STATEMENT OF PROBLEM:
Suppose $ \left( \begin{array}{ccc} \ Z_1 \\ Z_2 \end{array} \right)$ follows a Bivariate standard normal with covariance $ \rho $
$ \left( \begin{array}{ccc} \ Z_1 \\ Z_2 \end{array} \right) \sim MVN \left( \left( \begin{array}{ccc} \ 0 \\ 0 \end{array} \right) ,\left( \begin{array}{ccc} 1 & \rho \\ \rho & 1 \\ \end{array} \right) \right) $
I am trying to solve for the rejection region c as a function of $\alpha$ such that:
$ P(|Z_1|\ge c) + P(|Z_1|<c , |Z_2| \ge c ) =\alpha $
MY PAST ATTEMPTS:
The solutions is easy when $\rho=0$, as $$ P(|Z_1|\ge c) + P(|Z_1|<c , |Z_2| \ge c ) =\alpha $$ by symmetry of LEFT probability, and by independence of that on the right... $$ =2*[1-\Phi(c)] + P(|Z_1|<c)*P(|Z_2| \ge c ) =\alpha $$ $$ =2*[1-\Phi(c)] + 2*[1-\Phi(c)][\Phi(c)-\Phi(-c)] =\alpha $$ $$ 2*[1-\Phi(c)] + 2*[1-\Phi(c)][2*\Phi(c)-1] =\alpha $$ $$ 4*[1-\Phi(c)]*\Phi(c)=\alpha $$ $$ 4*[\Phi(c)-\Phi(c)^2]=\alpha $$ $$ -4\Phi(c)^2+4\Phi(c)-\alpha=0 $$ which is a quadratic function of $\Phi(c)$, yielding $$ \Phi(c)= \frac{1+\sqrt{1-\alpha}}{2} $$ Giving the solution for c as a function of $\alpha$: $$ \boxed{c = \Phi^{-1} \left( \frac{1+\sqrt{1-\alpha}}{2} \right)} $$
However, when $\rho \ne0$, I cannot find a closed form solution!

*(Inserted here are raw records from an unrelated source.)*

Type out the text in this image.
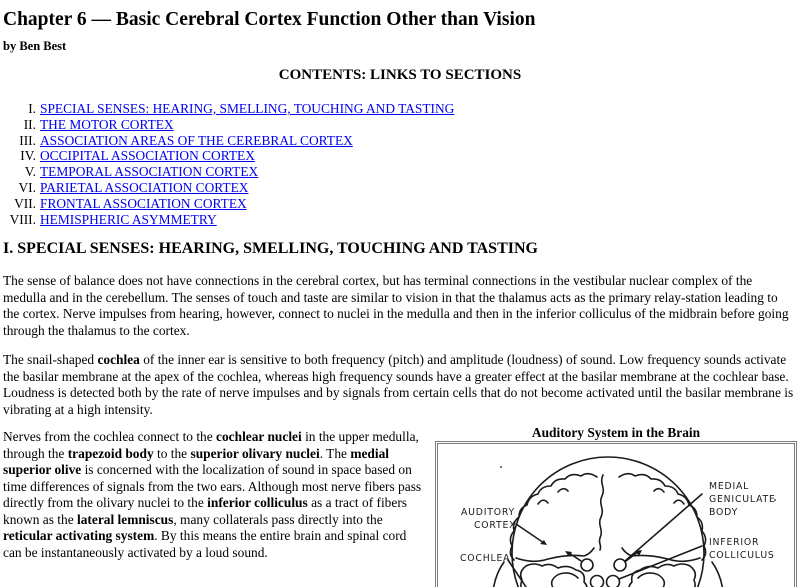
Chapter 6 — Basic Cerebral Cortex Function Other than Vision

by Ben Best

CONTENTS: LINKS TO SECTIONS
I. SPECIAL SENSES: HEARING, SMELLING, TOUCHING AND TASTING
II. THE MOTOR CORTEX
III. ASSOCIATION AREAS OF THE CEREBRAL CORTEX
IV. OCCIPITAL ASSOCIATION CORTEX
V. TEMPORAL ASSOCIATION CORTEX
VI. PARIETAL ASSOCIATION CORTEX
VII. FRONTAL ASSOCIATION CORTEX
VIII. HEMISPHERIC ASYMMETRY
I. SPECIAL SENSES: HEARING, SMELLING, TOUCHING AND TASTING

The sense of balance does not have connections in the cerebral cortex, but has terminal connections in the vestibular nuclear complex of the medulla and in the cerebellum. The senses of touch and taste are similar to vision in that the thalamus acts as the primary relay-station leading to the cortex. Nerve impulses from hearing, however, connect to nuclei in the medulla and then in the inferior colliculus of the midbrain before going through the thalamus to the cortex.

The snail-shaped cochlea of the inner ear is sensitive to both frequency (pitch) and amplitude (loudness) of sound. Low frequency sounds activate the basilar membrane at the apex of the cochlea, whereas high frequency sounds have a greater effect at the basilar membrane at the cochlear base. Loudness is detected both by the rate of nerve impulses and by signals from certain cells that do not become activated until the basilar membrane is vibrating at a high intensity.

Auditory System in the Brain
AUDITORY
CORTEX
COCHLEA
MEDIAL
GENICULATE
BODY
INFERIOR
COLLICULUS

Nerves from the cochlea connect to the cochlear nuclei in the upper medulla, through the trapezoid body to the superior olivary nuclei. The medial superior olive is concerned with the localization of sound in space based on time differences of signals from the two ears. Although most nerve fibers pass directly from the olivary nuclei to the inferior colliculus as a tract of fibers known as the lateral lemniscus, many collaterals pass directly into the reticular activating system. By this means the entire brain and spinal cord can be instantaneously activated by a loud sound.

All i can find is $$ 2*[1-\Phi(c)]+2*\int_{-c}^{c}\Phi\left( \frac{-c+\rho z}{\sqrt{1-\rho^2}}\right)\phi(z) dz =\alpha $$ and solve it numerically. This WORKS, but does not yield the desired closed form solution
The one hint that I was given was to use $ U_1 =Z_1 + Z_2$ and $U_2 = Z_1 - Z_2 $. I tried this, to no avail. Can anyone help??
NOTE
This problem goes on to ask for a similar solution when
$ \left( \begin{array}{ccc} \ Z_1 \\ Z_2 \\Z_3 \end{array} \right) \sim MVN \left( \left( \begin{array}{ccc} \ 0 \\ 0 \\ 0 \end{array} \right) ,\left( \begin{array}{ccc} 1 & \rho & \rho \\ \rho & 1 & \rho \\ \rho & \rho & 1 \\ \end{array} \right) \right) $
Solve for the rejection region c as a function of $\alpha$ such that:
$ P(|Z_1|\ge c) + P(|Z_1|<c , |Z_2| \ge c )+ P(|Z_1|<c , |Z_2|<c , |Z_3| \ge c ) =\alpha $